Unlike the inducible lac operon, the trp operon is
repressible. Generally, anabolic pathways are
repressed when the end product is available.




a. There are five structural genes, trpA through trpE.
b. The promoter and operator are upstream from the trpE
gene.
c. Between trpE and the promoter-operator is trpL, the leader
region. Within trpL is the attenuator region (att).
d. The trp operon spans about 7 kb. The operon produces a
polygenic transcript with five structural genes for tryptophan
biosynthesis.

Two mechanisms regulate expression of the trp
operon:
◦ a. Repressor–operator interaction.
◦ b.Transcription termination.

When tryptophan is present, it will bind to an
aporepressor protein (the trpR gene product).
◦ a. The active repressor (aporepressor plus tryptophan)

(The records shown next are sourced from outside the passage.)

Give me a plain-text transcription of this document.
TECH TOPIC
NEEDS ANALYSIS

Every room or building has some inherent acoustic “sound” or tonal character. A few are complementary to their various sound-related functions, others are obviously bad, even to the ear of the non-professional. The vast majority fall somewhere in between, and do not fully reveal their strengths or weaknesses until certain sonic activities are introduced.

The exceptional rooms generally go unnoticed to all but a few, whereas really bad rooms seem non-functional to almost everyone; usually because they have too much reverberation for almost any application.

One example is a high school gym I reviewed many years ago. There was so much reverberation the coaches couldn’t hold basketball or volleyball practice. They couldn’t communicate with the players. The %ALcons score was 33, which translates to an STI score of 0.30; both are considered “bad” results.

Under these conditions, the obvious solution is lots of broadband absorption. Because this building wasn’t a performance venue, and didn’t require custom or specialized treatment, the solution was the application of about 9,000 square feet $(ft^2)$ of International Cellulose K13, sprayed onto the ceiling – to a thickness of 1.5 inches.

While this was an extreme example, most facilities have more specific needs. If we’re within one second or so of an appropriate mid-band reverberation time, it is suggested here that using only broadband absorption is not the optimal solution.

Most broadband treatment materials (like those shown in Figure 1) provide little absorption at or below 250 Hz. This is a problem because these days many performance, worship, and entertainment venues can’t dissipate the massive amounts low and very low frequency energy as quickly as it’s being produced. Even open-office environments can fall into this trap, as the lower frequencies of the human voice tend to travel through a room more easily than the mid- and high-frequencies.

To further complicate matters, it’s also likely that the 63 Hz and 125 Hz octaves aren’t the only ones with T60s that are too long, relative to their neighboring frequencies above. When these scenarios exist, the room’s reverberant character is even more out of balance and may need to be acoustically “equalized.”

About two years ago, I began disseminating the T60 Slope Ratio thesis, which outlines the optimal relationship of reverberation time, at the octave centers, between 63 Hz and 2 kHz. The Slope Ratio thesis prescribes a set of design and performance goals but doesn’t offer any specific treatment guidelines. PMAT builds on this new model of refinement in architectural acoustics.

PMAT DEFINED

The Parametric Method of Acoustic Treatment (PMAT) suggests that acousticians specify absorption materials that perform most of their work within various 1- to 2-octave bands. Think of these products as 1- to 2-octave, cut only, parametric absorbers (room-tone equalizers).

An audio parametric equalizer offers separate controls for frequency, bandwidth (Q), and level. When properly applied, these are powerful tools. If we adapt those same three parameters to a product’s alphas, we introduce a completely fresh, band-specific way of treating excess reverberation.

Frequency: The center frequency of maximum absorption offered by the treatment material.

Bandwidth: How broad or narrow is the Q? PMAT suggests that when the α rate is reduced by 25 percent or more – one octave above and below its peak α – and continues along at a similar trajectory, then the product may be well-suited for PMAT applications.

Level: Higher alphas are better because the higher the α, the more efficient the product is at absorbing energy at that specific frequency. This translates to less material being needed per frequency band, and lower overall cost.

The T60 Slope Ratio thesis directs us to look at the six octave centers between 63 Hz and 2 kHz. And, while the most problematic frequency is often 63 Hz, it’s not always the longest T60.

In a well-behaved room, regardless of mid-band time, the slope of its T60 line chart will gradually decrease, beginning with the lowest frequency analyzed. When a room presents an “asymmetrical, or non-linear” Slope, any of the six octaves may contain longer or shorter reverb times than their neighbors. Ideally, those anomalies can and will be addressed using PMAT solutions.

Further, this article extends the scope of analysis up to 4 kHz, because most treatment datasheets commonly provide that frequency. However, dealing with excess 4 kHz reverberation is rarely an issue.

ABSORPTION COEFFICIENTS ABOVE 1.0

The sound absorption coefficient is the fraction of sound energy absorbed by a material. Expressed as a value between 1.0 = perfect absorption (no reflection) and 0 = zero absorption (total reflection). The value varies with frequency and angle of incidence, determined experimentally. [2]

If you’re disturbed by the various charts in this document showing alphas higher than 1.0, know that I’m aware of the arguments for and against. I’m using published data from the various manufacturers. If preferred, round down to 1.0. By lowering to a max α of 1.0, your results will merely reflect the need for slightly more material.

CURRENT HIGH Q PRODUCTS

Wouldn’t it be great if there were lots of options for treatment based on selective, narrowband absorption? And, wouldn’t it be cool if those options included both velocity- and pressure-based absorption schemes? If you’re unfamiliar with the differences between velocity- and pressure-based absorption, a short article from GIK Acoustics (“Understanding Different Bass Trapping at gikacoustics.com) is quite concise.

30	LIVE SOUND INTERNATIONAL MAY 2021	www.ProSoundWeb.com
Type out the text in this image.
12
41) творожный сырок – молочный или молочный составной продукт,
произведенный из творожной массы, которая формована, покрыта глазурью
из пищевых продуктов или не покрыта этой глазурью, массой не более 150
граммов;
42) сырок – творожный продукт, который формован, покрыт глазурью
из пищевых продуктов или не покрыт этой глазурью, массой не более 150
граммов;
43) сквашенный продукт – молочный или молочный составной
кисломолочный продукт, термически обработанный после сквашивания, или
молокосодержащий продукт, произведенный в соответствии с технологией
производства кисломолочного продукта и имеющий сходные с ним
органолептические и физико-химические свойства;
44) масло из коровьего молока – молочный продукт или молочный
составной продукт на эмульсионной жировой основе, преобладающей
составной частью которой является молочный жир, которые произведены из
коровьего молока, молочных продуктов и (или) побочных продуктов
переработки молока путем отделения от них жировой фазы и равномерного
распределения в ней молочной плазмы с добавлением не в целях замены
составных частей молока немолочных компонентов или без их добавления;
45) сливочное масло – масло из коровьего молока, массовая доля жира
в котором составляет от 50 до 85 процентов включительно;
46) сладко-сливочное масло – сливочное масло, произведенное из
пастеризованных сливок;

binds the trp operator, and prevents transcription
initiation.
◦ b.Repression reduces transcription of the trp operon
about 70-fold.

When tryptophan is limited, transcription is also
controlled by attenuation.
◦ a. Attenuation produces only short (140 bp) transcripts
that do not encode structural proteins.
◦ b.Termination occurs at the attenuator site within the
trpL region.
◦ c. The proportion of attenuated transcripts to fulllength ones is related to tryptophan levels, with more
attenuated transcripts as the tryptophan concentration
increases.
◦ d.Attenuation can reduce trp operon transcription 8to 10-fold. Together, repression and attenuation
regulate trp gene expression over a 560- to 700-fold
range.

The molecular model for attenuation:
◦ a. Translation of the trpL gene produces a short polypeptide.

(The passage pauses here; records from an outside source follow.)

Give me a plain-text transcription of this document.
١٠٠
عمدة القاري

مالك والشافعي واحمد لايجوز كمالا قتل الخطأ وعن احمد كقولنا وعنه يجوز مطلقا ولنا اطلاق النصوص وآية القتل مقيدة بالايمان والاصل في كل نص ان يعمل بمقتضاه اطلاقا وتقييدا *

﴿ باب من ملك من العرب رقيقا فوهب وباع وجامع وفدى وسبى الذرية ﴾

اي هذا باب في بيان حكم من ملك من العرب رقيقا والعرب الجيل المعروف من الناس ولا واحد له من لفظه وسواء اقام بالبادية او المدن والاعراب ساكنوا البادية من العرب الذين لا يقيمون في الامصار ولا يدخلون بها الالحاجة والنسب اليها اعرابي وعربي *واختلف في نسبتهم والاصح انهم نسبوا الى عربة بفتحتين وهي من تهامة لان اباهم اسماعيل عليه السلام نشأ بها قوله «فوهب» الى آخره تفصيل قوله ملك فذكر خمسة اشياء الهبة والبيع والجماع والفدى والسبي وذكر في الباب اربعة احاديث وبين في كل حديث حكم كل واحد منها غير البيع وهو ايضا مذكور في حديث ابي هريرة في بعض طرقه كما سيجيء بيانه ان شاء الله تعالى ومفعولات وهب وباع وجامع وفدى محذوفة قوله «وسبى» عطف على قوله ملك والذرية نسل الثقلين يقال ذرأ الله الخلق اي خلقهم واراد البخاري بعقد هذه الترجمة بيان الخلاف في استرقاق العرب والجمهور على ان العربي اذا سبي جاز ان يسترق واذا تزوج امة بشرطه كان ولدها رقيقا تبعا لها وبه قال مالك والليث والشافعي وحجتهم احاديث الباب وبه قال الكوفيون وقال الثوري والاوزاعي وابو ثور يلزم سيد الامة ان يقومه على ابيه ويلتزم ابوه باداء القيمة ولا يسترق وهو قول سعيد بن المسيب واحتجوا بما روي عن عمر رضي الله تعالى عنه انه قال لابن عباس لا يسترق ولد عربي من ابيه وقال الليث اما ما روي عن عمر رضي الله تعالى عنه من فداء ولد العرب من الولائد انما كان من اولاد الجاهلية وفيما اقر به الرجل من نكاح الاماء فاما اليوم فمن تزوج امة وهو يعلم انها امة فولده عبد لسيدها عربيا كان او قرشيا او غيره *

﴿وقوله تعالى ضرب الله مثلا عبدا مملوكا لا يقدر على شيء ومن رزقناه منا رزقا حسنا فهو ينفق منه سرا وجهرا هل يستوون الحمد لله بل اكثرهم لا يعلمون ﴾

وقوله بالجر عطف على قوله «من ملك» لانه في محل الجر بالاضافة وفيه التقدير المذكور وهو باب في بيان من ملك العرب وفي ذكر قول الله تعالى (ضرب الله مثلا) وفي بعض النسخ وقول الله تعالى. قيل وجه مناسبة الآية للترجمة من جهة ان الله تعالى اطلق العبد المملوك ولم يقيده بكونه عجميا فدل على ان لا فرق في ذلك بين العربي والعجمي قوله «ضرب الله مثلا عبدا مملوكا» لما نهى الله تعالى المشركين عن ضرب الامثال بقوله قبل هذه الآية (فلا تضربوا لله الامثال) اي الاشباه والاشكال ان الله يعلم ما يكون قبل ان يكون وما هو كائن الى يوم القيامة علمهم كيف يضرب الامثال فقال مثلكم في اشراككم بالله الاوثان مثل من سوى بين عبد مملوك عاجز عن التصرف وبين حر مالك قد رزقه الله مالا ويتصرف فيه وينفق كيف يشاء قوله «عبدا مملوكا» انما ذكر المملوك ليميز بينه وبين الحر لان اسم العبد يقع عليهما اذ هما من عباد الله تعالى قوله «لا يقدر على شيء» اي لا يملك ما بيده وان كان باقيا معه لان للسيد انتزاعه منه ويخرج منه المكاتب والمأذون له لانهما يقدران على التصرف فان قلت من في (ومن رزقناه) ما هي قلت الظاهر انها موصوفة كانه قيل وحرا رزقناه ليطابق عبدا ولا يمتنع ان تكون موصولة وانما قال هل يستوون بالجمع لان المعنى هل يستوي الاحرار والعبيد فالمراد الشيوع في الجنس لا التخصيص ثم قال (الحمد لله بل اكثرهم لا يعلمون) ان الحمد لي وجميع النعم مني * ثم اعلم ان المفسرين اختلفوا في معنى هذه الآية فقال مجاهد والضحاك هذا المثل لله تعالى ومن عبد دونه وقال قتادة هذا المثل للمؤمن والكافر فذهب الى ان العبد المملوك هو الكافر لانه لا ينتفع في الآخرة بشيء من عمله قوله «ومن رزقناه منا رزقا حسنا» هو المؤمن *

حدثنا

Near the stop codon are two tryptophan codons.
◦ b. Within the leader mRNA are four regions that can form
secondary structures by complementary base-pairing
 i. Pairing of sequences 1 and 2 creates a transcription pause signal.

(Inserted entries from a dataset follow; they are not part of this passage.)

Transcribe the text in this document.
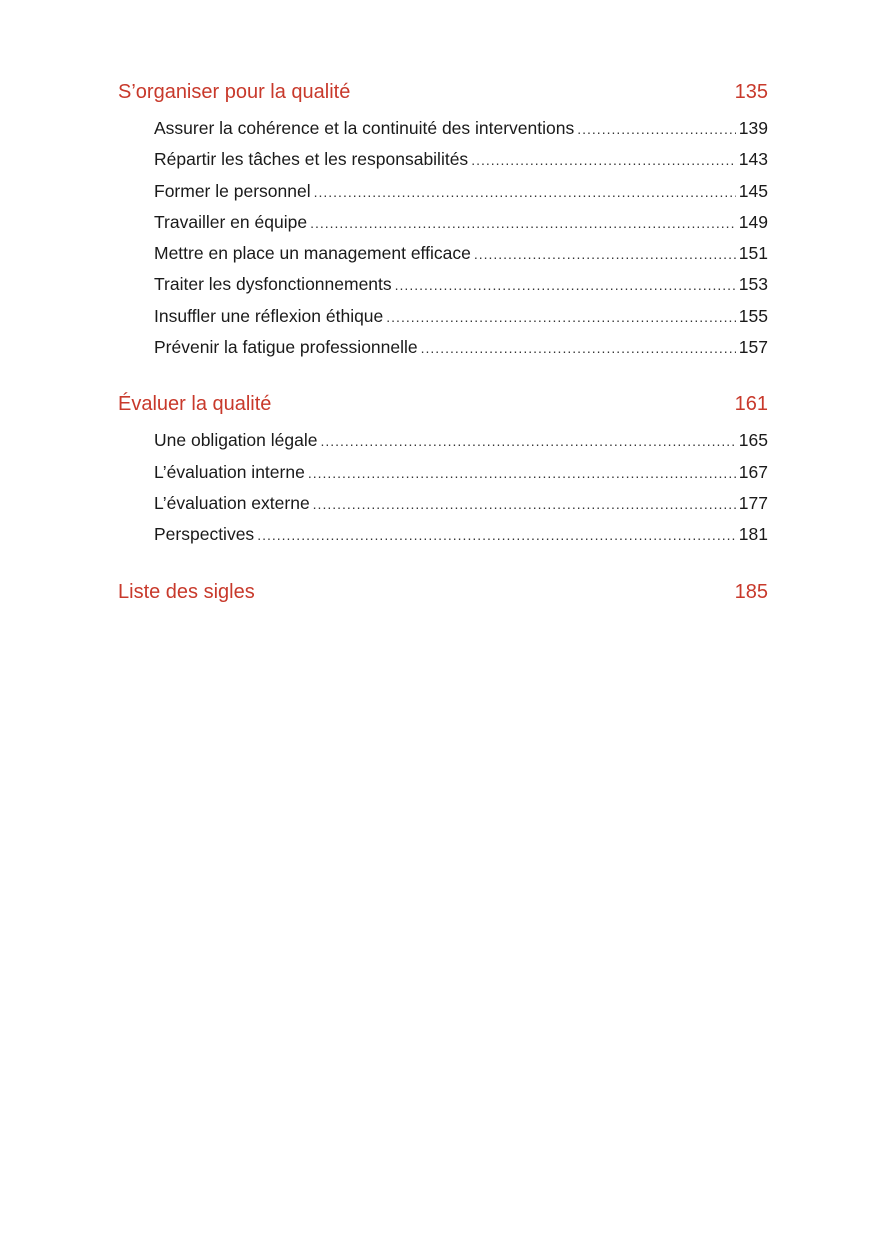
S’organiser pour la qualité	135
Assurer la cohérence et la continuité des interventions .....	139
Répartir les tâches et les responsabilités .....	143
Former le personnel .....	145
Travailler en équipe .....	149
Mettre en place un management efficace .....	151
Traiter les dysfonctionnements .....	153
Insuffler une réflexion éthique .....	155
Prévenir la fatigue professionnelle .....	157
Évaluer la qualité	161
Une obligation légale .....	165
L’évaluation interne .....	167
L’évaluation externe .....	177
Perspectives .....	181
Liste des sigles	185
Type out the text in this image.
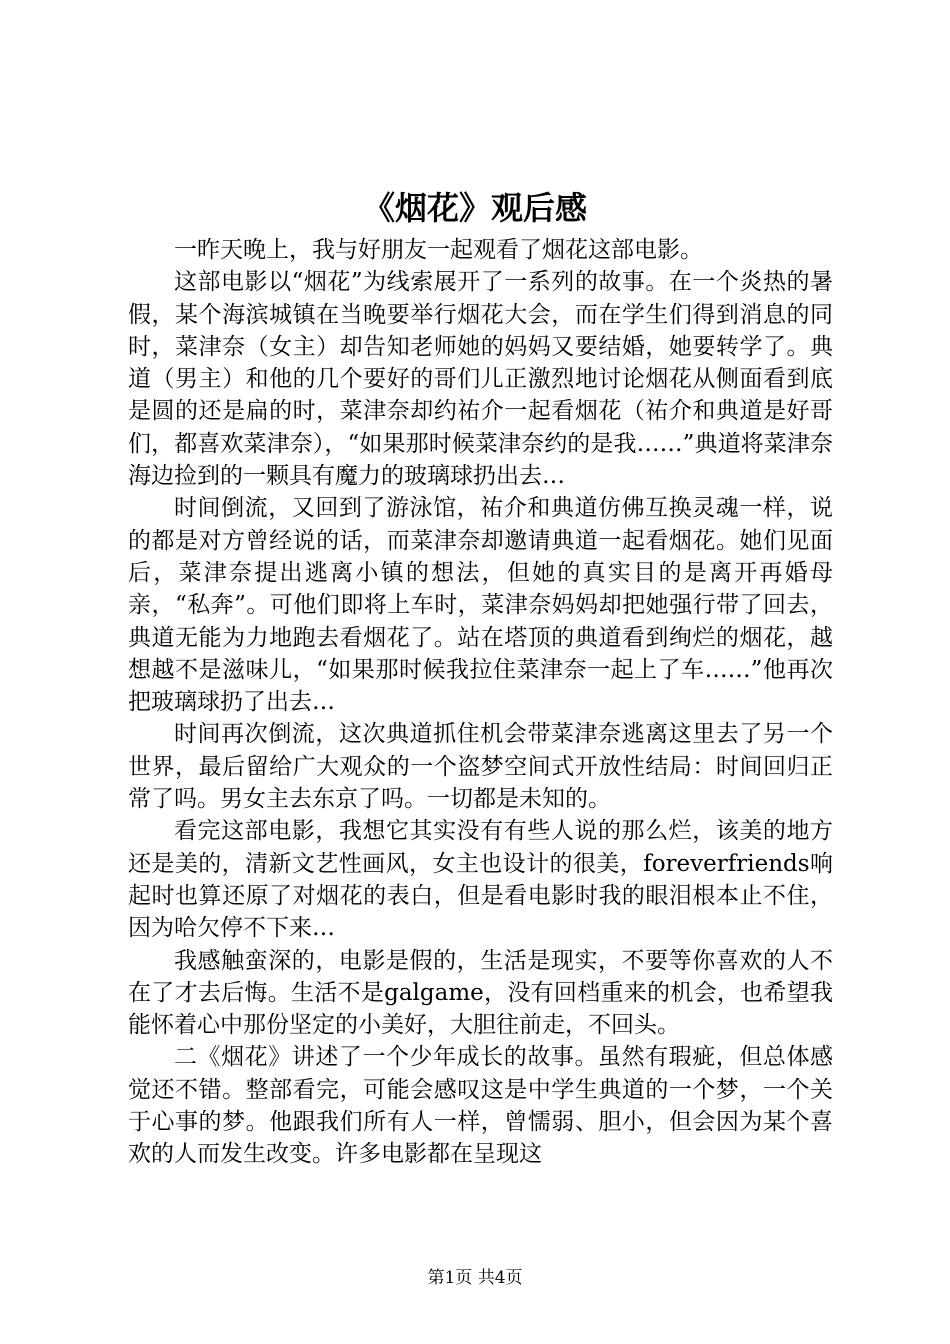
《烟花》观后感

一昨天晚上，我与好朋友一起观看了烟花这部电影。

这部电影以“烟花”为线索展开了一系列的故事。在一个炎热的暑假，某个海滨城镇在当晚要举行烟花大会，而在学生们得到消息的同时，菜津奈（女主）却告知老师她的妈妈又要结婚，她要转学了。典道（男主）和他的几个要好的哥们儿正激烈地讨论烟花从侧面看到底是圆的还是扁的时，菜津奈却约祐介一起看烟花（祐介和典道是好哥们，都喜欢菜津奈），“如果那时候菜津奈约的是我……”典道将菜津奈海边捡到的一颗具有魔力的玻璃球扔出去…

时间倒流，又回到了游泳馆，祐介和典道仿佛互换灵魂一样，说的都是对方曾经说的话，而菜津奈却邀请典道一起看烟花。她们见面后，菜津奈提出逃离小镇的想法，但她的真实目的是离开再婚母亲，“私奔”。可他们即将上车时，菜津奈妈妈却把她强行带了回去，典道无能为力地跑去看烟花了。站在塔顶的典道看到绚烂的烟花，越想越不是滋味儿，“如果那时候我拉住菜津奈一起上了车……”他再次把玻璃球扔了出去…

时间再次倒流，这次典道抓住机会带菜津奈逃离这里去了另一个世界，最后留给广大观众的一个盗梦空间式开放性结局：时间回归正常了吗。男女主去东京了吗。一切都是未知的。

看完这部电影，我想它其实没有有些人说的那么烂，该美的地方还是美的，清新文艺性画风，女主也设计的很美，foreverfriends响起时也算还原了对烟花的表白，但是看电影时我的眼泪根本止不住，因为哈欠停不下来…

我感触蛮深的，电影是假的，生活是现实，不要等你喜欢的人不在了才去后悔。生活不是galgame，没有回档重来的机会，也希望我能怀着心中那份坚定的小美好，大胆往前走，不回头。

二《烟花》讲述了一个少年成长的故事。虽然有瑕疵，但总体感觉还不错。整部看完，可能会感叹这是中学生典道的一个梦，一个关于心事的梦。他跟我们所有人一样，曾懦弱、胆小，但会因为某个喜欢的人而发生改变。许多电影都在呈现这

第1页 共4页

 Ii. Pairing of sequences 3 and 4 is a transcription termination signal
(a rho-independent terminator).
 Iii. Pairing of 2 and 3 is an antitermination signal, and so
transcription will continue.

Tight coupling of transcription and translation in prokaryotes
makes control by attenuation possible.
◦ i. RNA polymerase pauses when regions 1 and 2 base-pair just
after they are synthesized
◦ ii. During the pause, a ribosome loads onto the mRNA and begins
translation of the leader peptide. Ribosome position is key to
attenuation:
◦ (1) When tryptophan (Trp) is scarce:
 (a) Trp–tRNAs are unavailable, and the ribosome stalls at the Trp codons
in the leader sequence, covering attenuator region 1.
 (b) When the ribosome is stalled in attenuator region 1, it cannot basepair with region 2. Instead, region 2 pairs with region 3 when it is
synthesized.
 (c) If region 3 is paired with region 2, it is unable to pair with region 4
when it is synthesized. Without the region 3–4 terminator, transcription
continues through the structural genes.

(2) When Trp is abundant:
◦ (a) The ribosome continues translating the leader peptide,
ending in region 2. This prevents region 2 from pairing
with region 3, leaving 3 available to pair with region 4.
◦ (b) Pairing of regions 3 and 4 creates a rho-independent
terminator known at the attenuator. Transcription ends
before the structural genes are reached.